Chicago — A man who robbed a bank in the Gold Coast earlier this year and then had a free-flowing conversation with FBI agents who took him into custody has been sentenced to 63 months in federal prison.
Luther Fluker, 43, walked into Citibank, 1 East Oak, on February 22 and placed a note on the teller counter.
“Put the money in the bag,” read the note, which was written on an Illinois Lottery ticket. Officials said the teller put $2,400 into an envelope and handed it to him.
Chicago police spotted Fluker wearing clothes that matched the bank robber’s on the 800 block of North State about seven minutes after the holdup, the agent wrote. Cops saw Fluker toss something into a trash can, and they discovered a Citibank envelope containing the bank’s cash and the holdup note inside the rubbish bin, according to the FBI.

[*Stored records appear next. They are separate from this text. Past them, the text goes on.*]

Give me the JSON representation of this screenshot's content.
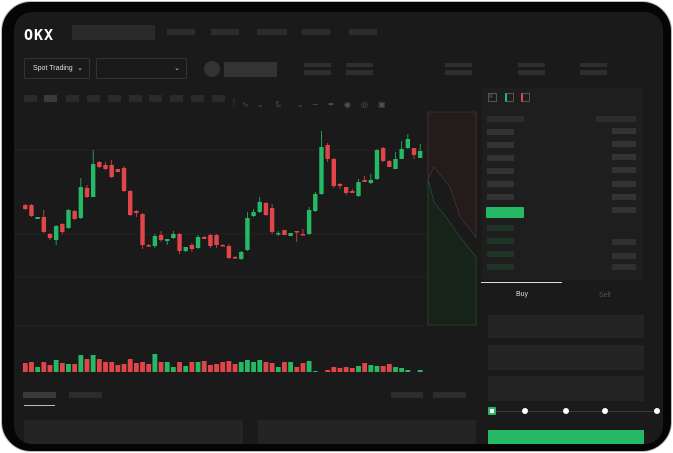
{
  "logo": "OKX",
  "market_type": {
    "label": "Spot Trading"
  },
  "trade_tabs": {
    "buy": "Buy",
    "sell": "Sell"
  },
  "colors": {
    "up": "#25b865",
    "down": "#e0454a",
    "background": "#1a1a1a"
  },
  "icons": [
    "chevron-down-icon",
    "indicator-icon",
    "drawing-icon",
    "camera-icon",
    "settings-icon",
    "fullscreen-icon",
    "orderbook-both-icon",
    "orderbook-bids-icon",
    "orderbook-asks-icon"
  ],
  "order_slider": {
    "percent": 0,
    "stops": [
      0,
      25,
      50,
      75,
      100
    ]
  },
  "chart_data": {
    "type": "candlestick",
    "ohlc_fields": [
      "open",
      "high",
      "low",
      "close"
    ],
    "candles": [
      [
        57,
        58,
        52,
        53
      ],
      [
        57,
        58,
        45,
        46
      ],
      [
        43,
        45,
        43,
        45
      ],
      [
        45,
        52,
        29,
        30
      ],
      [
        28,
        29,
        22,
        24
      ],
      [
        22,
        37,
        17,
        36
      ],
      [
        38,
        39,
        28,
        30
      ],
      [
        34,
        53,
        33,
        52
      ],
      [
        51,
        52,
        42,
        43
      ],
      [
        44,
        84,
        43,
        75
      ],
      [
        74,
        77,
        64,
        65
      ],
      [
        65,
        112,
        65,
        98
      ],
      [
        100,
        101,
        94,
        95
      ],
      [
        97,
        100,
        92,
        93
      ],
      [
        97,
        102,
        84,
        85
      ],
      [
        93,
        93,
        90,
        90
      ],
      [
        94,
        96,
        70,
        71
      ],
      [
        71,
        72,
        46,
        47
      ],
      [
        51,
        52,
        45,
        49
      ],
      [
        48,
        49,
        13,
        17
      ],
      [
        17,
        18,
        15,
        16
      ],
      [
        16,
        28,
        14,
        26
      ],
      [
        27,
        31,
        20,
        22
      ],
      [
        21,
        23,
        17,
        23
      ],
      [
        24,
        31,
        23,
        28
      ],
      [
        28,
        29,
        8,
        11
      ],
      [
        11,
        15,
        10,
        15
      ],
      [
        17,
        19,
        10,
        13
      ],
      [
        14,
        27,
        13,
        25
      ],
      [
        25,
        26,
        23,
        23
      ],
      [
        27,
        28,
        14,
        16
      ],
      [
        27,
        28,
        14,
        17
      ],
      [
        17,
        18,
        16,
        16
      ],
      [
        16,
        18,
        3,
        4
      ],
      [
        5,
        6,
        3,
        4
      ],
      [
        3,
        11,
        2,
        10
      ],
      [
        12,
        50,
        11,
        44
      ],
      [
        46,
        53,
        45,
        50
      ],
      [
        50,
        65,
        49,
        60
      ],
      [
        59,
        60,
        46,
        47
      ],
      [
        54,
        58,
        28,
        30
      ],
      [
        28,
        31,
        26,
        29
      ],
      [
        32,
        32,
        27,
        27
      ],
      [
        26,
        29,
        26,
        29
      ],
      [
        31,
        31,
        20,
        30
      ],
      [
        28,
        33,
        27,
        27
      ],
      [
        28,
        55,
        27,
        52
      ],
      [
        51,
        70,
        50,
        68
      ],
      [
        68,
        131,
        67,
        115
      ],
      [
        117,
        119,
        100,
        103
      ],
      [
        103,
        104,
        74,
        76
      ],
      [
        78,
        79,
        73,
        76
      ],
      [
        75,
        75,
        67,
        69
      ],
      [
        71,
        73,
        69,
        69
      ],
      [
        66,
        83,
        65,
        80
      ],
      [
        82,
        86,
        80,
        80
      ],
      [
        79,
        88,
        78,
        82
      ],
      [
        83,
        113,
        82,
        112
      ],
      [
        114,
        115,
        100,
        101
      ],
      [
        101,
        102,
        95,
        95
      ],
      [
        93,
        110,
        93,
        103
      ],
      [
        103,
        121,
        103,
        113
      ],
      [
        114,
        128,
        113,
        123
      ],
      [
        114,
        114,
        103,
        107
      ],
      [
        104,
        118,
        104,
        111
      ]
    ],
    "volume": [
      12,
      13,
      8,
      13,
      10,
      15,
      12,
      11,
      11,
      20,
      16,
      20,
      16,
      13,
      13,
      10,
      11,
      16,
      12,
      13,
      11,
      21,
      13,
      13,
      8,
      13,
      9,
      13,
      13,
      14,
      10,
      11,
      13,
      14,
      11,
      13,
      15,
      13,
      15,
      13,
      12,
      8,
      13,
      13,
      8,
      12,
      14,
      4,
      3,
      5,
      8,
      7,
      8,
      7,
      9,
      12,
      10,
      9,
      9,
      11,
      8,
      7,
      5,
      3,
      5
    ]
  }
}
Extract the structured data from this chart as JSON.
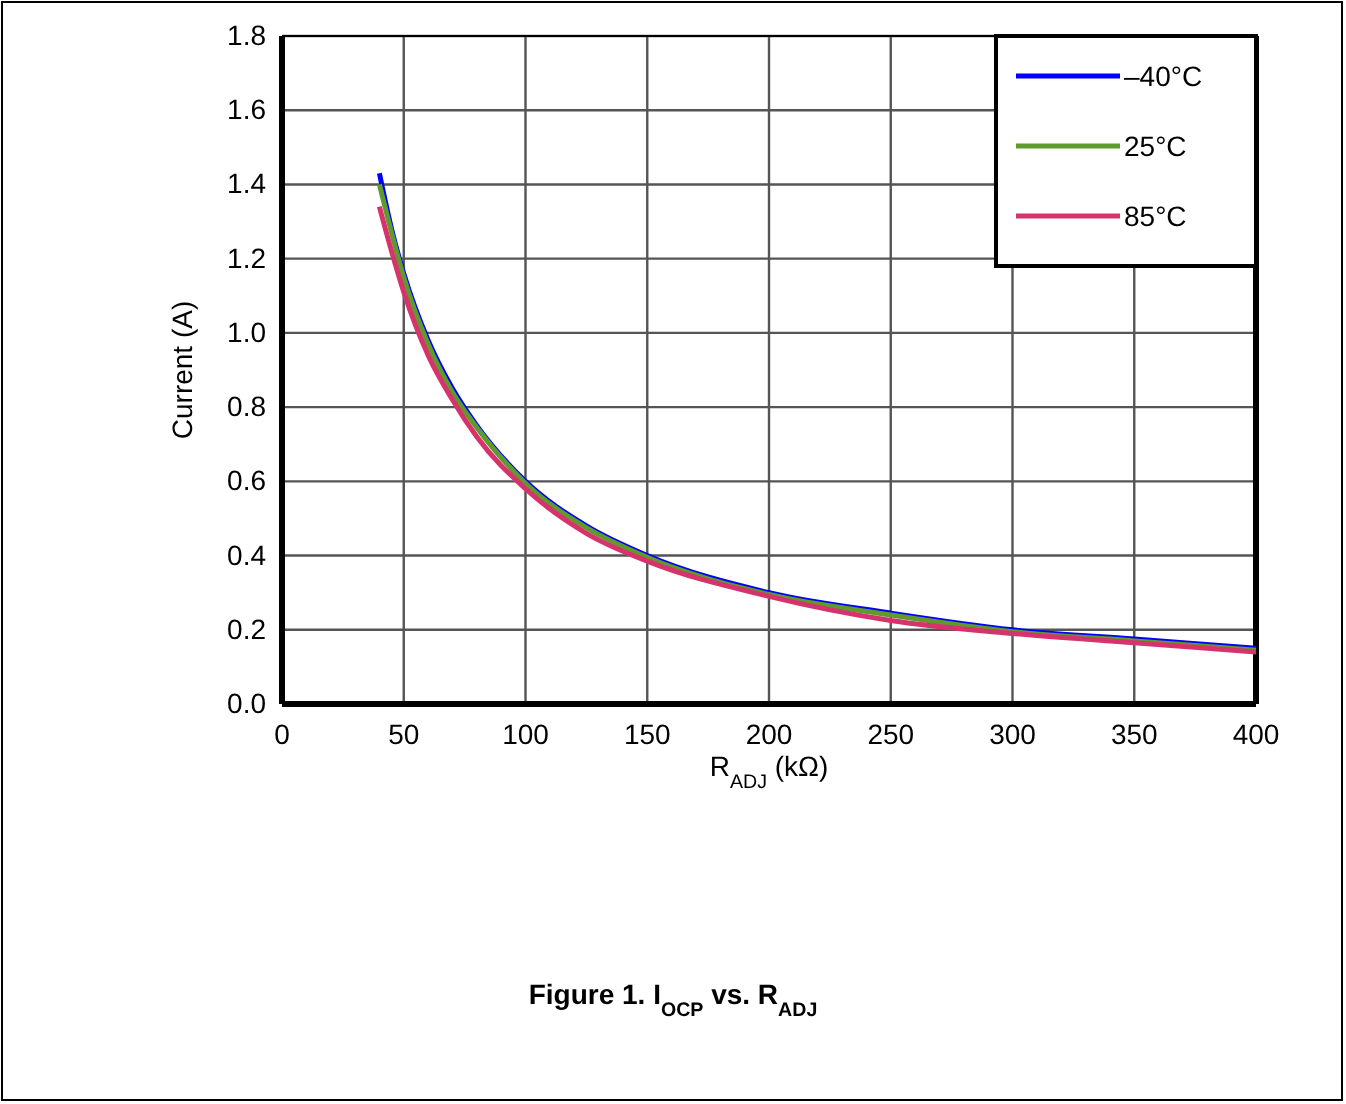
{
  "chart_data": {
    "type": "line",
    "title": "Figure 1. I$_{OCP}$ vs. R$_{ADJ}$",
    "xlabel": "R$_{ADJ}$ (kΩ)",
    "ylabel": "Current (A)",
    "x": [
      40,
      45,
      50,
      60,
      70,
      80,
      100,
      125,
      150,
      200,
      250,
      300,
      350,
      400
    ],
    "series": [
      {
        "name": "–40°C",
        "color": "#0000ff",
        "values": [
          1.43,
          1.28,
          1.16,
          0.98,
          0.85,
          0.75,
          0.6,
          0.48,
          0.4,
          0.3,
          0.245,
          0.2,
          0.175,
          0.15
        ]
      },
      {
        "name": "25°C",
        "color": "#5f9a2f",
        "values": [
          1.4,
          1.27,
          1.15,
          0.97,
          0.84,
          0.745,
          0.595,
          0.475,
          0.395,
          0.295,
          0.24,
          0.195,
          0.17,
          0.145
        ]
      },
      {
        "name": "85°C",
        "color": "#d6336c",
        "values": [
          1.34,
          1.22,
          1.11,
          0.94,
          0.82,
          0.72,
          0.58,
          0.46,
          0.385,
          0.29,
          0.225,
          0.19,
          0.165,
          0.14
        ]
      }
    ],
    "xlim": [
      0,
      400
    ],
    "xticks": [
      0,
      50,
      100,
      150,
      200,
      250,
      300,
      350,
      400
    ],
    "ylim": [
      0,
      1.8
    ],
    "yticks": [
      {
        "value": 0,
        "label": "0.0"
      },
      {
        "value": 0.2,
        "label": "0.2"
      },
      {
        "value": 0.4,
        "label": "0.4"
      },
      {
        "value": 0.6,
        "label": "0.6"
      },
      {
        "value": 0.8,
        "label": "0.8"
      },
      {
        "value": 1,
        "label": "1.0"
      },
      {
        "value": 1.2,
        "label": "1.2"
      },
      {
        "value": 1.4,
        "label": "1.4"
      },
      {
        "value": 1.6,
        "label": "1.6"
      },
      {
        "value": 1.8,
        "label": "1.8"
      }
    ],
    "grid": true,
    "legend": "top right",
    "marker": "none",
    "line_style": "solid"
  }
}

Fluker refused to talk with Chicago police but later agreed to have a conversation with FBI agents, explaining that he simply didn’t want to talk with CPD, an agent reported.
During the FBI interview, Fluker claimed he did nothing wrong except carry counterfeit bills that he uses to buy cigarettes at convenience stores, according to the agent. He identified himself in one surveillance image of the bank robber but said another picture of the same person walking away from the bank teller was not him, the agent wrote.
Fluker then asked how much time someone might get for a robbery like that.
According to court records, federal prosecutors recommended a sentence of 63 to 78 months to US District Judge Martha Pacold. Fluker’s attorney, citing his troubled childhood, asked for 40 months.
“Unfortunately for Mr. Fluker, when he was just 13 years old, the organization that recruited and provided guidance to him was the local street gang, which he joined to ‘fit in,'” his attorney wrote.
“He was surrounded by negative influences, including older siblings who were in and out of legal trouble when he was a child. Luther described … memories of walking past a dead body in his neighborhood on the way to school and estimated that he lost over 20 friends to gun violence or prison while growing up.”